Pour aggraver les choses, la définition légale des descendants exclut plusieurs jeunes que les particuliers LGBTQ considèrent comme leurs enfants. Aux termes de la loi, un descendant est un enfant lié par les liens du sang ou adopté légalement. Plusieurs familles LGBTQ comprennent des enfants issus d'une maternité de substitution où seul un ou aucun des partenaires n'est lié par les liens du sang. Dans certains cas, les parents naturels sont encore dans le portrait alors que le couple LGBTQ élève les enfants comme étant les leurs. Il est clair que la société a énormément évolué au-delà du rôle traditionnel des descendants et de la famille, mais il y a encore du chemin à faire. Présentement, la seule façon de protéger les enfants de particuliers LGBTQ ayant un héritage est de les nommer spécifiquement dans un testament. Les particuliers LGBTQ ne devraient pas se fier aux règlements sur les successions ab intestat ou à la définition d'enfant pour subvenir aux besoins de leurs enfants advenant leur décès. Au fur et à mesure que la famille grandit, le testament devrait être revu pour s'assurer qu'aucun enfant n'est omis par inadvertance. Dans le cas de couples LGBTQ qui élèvent des enfants et que seul un des partenaires est le parent naturel de l'enfant, il est aussi important que le testament prévoit un tuteur pour les enfants. Bien que le tribunal décidera ultimement de la tutelle de l'enfant, cette désignation constitue une indication claire de la préférence du parent qui, dans la plupart des cas, est respectée par le tribunal. Cela aide beaucoup à empêcher la situation où la famille du parent défunt tente d'enlever l'enfant du partenaire LGBTQ survivant.

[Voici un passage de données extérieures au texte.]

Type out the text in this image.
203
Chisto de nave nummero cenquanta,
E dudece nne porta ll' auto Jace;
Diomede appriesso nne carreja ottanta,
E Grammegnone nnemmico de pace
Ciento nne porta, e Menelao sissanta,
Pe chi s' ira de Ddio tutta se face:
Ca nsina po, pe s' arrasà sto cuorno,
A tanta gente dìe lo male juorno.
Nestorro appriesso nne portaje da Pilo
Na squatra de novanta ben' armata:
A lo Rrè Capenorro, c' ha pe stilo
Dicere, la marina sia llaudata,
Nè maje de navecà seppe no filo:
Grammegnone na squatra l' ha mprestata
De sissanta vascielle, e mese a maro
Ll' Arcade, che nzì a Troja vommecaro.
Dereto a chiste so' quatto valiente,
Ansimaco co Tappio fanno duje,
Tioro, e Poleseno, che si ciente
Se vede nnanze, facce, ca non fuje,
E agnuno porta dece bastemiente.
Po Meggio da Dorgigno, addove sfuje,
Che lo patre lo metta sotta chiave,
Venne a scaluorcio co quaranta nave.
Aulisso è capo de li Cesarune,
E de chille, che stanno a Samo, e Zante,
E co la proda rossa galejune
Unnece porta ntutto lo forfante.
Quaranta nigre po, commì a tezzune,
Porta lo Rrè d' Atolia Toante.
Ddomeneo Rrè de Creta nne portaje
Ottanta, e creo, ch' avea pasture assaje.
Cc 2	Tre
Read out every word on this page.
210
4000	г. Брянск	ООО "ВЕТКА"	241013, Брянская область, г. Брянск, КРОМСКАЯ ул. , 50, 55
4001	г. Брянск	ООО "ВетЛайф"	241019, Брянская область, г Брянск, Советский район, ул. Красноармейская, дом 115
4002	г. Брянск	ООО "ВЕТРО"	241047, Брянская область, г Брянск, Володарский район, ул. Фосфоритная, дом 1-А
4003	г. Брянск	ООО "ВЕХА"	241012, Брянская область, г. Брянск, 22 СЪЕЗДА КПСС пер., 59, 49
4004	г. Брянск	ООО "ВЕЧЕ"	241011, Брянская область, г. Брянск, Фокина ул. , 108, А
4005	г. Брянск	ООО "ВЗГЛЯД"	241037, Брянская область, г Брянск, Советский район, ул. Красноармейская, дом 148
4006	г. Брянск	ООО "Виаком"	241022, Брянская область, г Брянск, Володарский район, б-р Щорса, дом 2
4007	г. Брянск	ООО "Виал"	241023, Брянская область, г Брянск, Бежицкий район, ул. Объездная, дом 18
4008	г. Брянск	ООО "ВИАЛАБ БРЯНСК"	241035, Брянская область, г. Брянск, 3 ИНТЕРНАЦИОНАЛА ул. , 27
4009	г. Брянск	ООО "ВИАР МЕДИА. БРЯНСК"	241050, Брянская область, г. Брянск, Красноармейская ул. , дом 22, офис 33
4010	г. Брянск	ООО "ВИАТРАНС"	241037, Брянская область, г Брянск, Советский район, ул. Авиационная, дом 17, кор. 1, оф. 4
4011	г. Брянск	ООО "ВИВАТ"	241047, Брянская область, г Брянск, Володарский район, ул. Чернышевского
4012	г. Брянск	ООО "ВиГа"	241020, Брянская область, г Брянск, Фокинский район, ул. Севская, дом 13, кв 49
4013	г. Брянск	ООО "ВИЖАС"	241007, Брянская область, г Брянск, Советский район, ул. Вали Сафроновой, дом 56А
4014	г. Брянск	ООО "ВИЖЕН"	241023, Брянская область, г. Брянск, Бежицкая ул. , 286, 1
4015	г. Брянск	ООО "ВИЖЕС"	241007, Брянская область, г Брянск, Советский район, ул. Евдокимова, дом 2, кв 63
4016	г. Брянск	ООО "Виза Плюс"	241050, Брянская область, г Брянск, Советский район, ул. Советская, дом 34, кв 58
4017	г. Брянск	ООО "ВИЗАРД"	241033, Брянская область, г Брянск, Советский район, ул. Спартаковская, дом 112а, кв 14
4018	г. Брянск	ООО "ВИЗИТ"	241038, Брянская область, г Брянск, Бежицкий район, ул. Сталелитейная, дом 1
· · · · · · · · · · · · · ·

De plus, les grands-parents de ces enfants devraient être avisés qu'ils ne pourront se fier sur la définition d'un petits-enfant dans leurs testaments s'ils veulent s'assurer de laisser des biens à ceux qu'ils considèrent comme des membres de leur famille. Dans certaines juridictions, la définition de la famille a été élargie; or, le Québec n'a pas emboîté le pas. Planifier sa relève et avoir un testament bien rédigé, voilà comment s'assurer que les dernières volontés d'un particulier LGBTQ sont respectées.

Planification familiale

Il est à noter que des mesures préemptives peuvent être prises pour régler certains problèmes soulevés ci-dessus. Par exemple, au Canada, le mariage est ouvert à tous les couples et n'est pas limité aux couples de sexes opposés. Un couple LGBTQ souhaitant se marier peut se prévaloir des divers droits et protections dont jouissent les conjoints aux termes de la loi. De plus, pour les couples LGBTQ qui élèvent des enfants lorsque l'un des partenaires n'a pas de lien juridique avec l'enfant, l'adoption conférera alors à ce partenaire les mêmes droits qu'un parent naturel. Ce sont des décisions personnelles à être prises par le couple; elles ne s'adressent pas à tous, mais devraient être considérées par les couples LGBTQ, surtout lorsqu'ils n'ont pas l'appui de leurs familles.

CONCLUSION

Bien qu'une bonne planification successorale et testamentaire soit importante pour tous, les membres de la communauté LGBTQ peuvent être plus vulnérables que d'autres, vu que leurs familles ne les soutiennent pas nécessairement. Heureusement, au Québec, un particulier exerce un contrôle considérable sur sa destinée, pourvu qu'il se prévale des outils mis à sa disposition. Les outils mentionnés ci-dessus peuvent être adaptés aux situations spécifiques de chaque personne ou couple et offrir la tranquillité d'esprit de savoir que son partenaire et ses enfants sont protégés.

 

[1] Cela a été démontré dans un rapport produit suivant un sondage mené par le National Centre for Transgender Equality and National Gay and Lesbian Task Force 2010 auprès de plus de 7 000 particuliers transgenres aux États-Unis. En ligne <http://www.thetaskforce.org/static_html/downloads/resources_and_tools/ntds_report_on_health.pdf>

 

 

Cette publication vise à donner des renseignements généraux sur des questions et des développements d’ordre juridique à la date indiquée. Les renseignements en cause ne sont pas des avis juridiques et ne doivent pas être traités ni invoqués comme tels.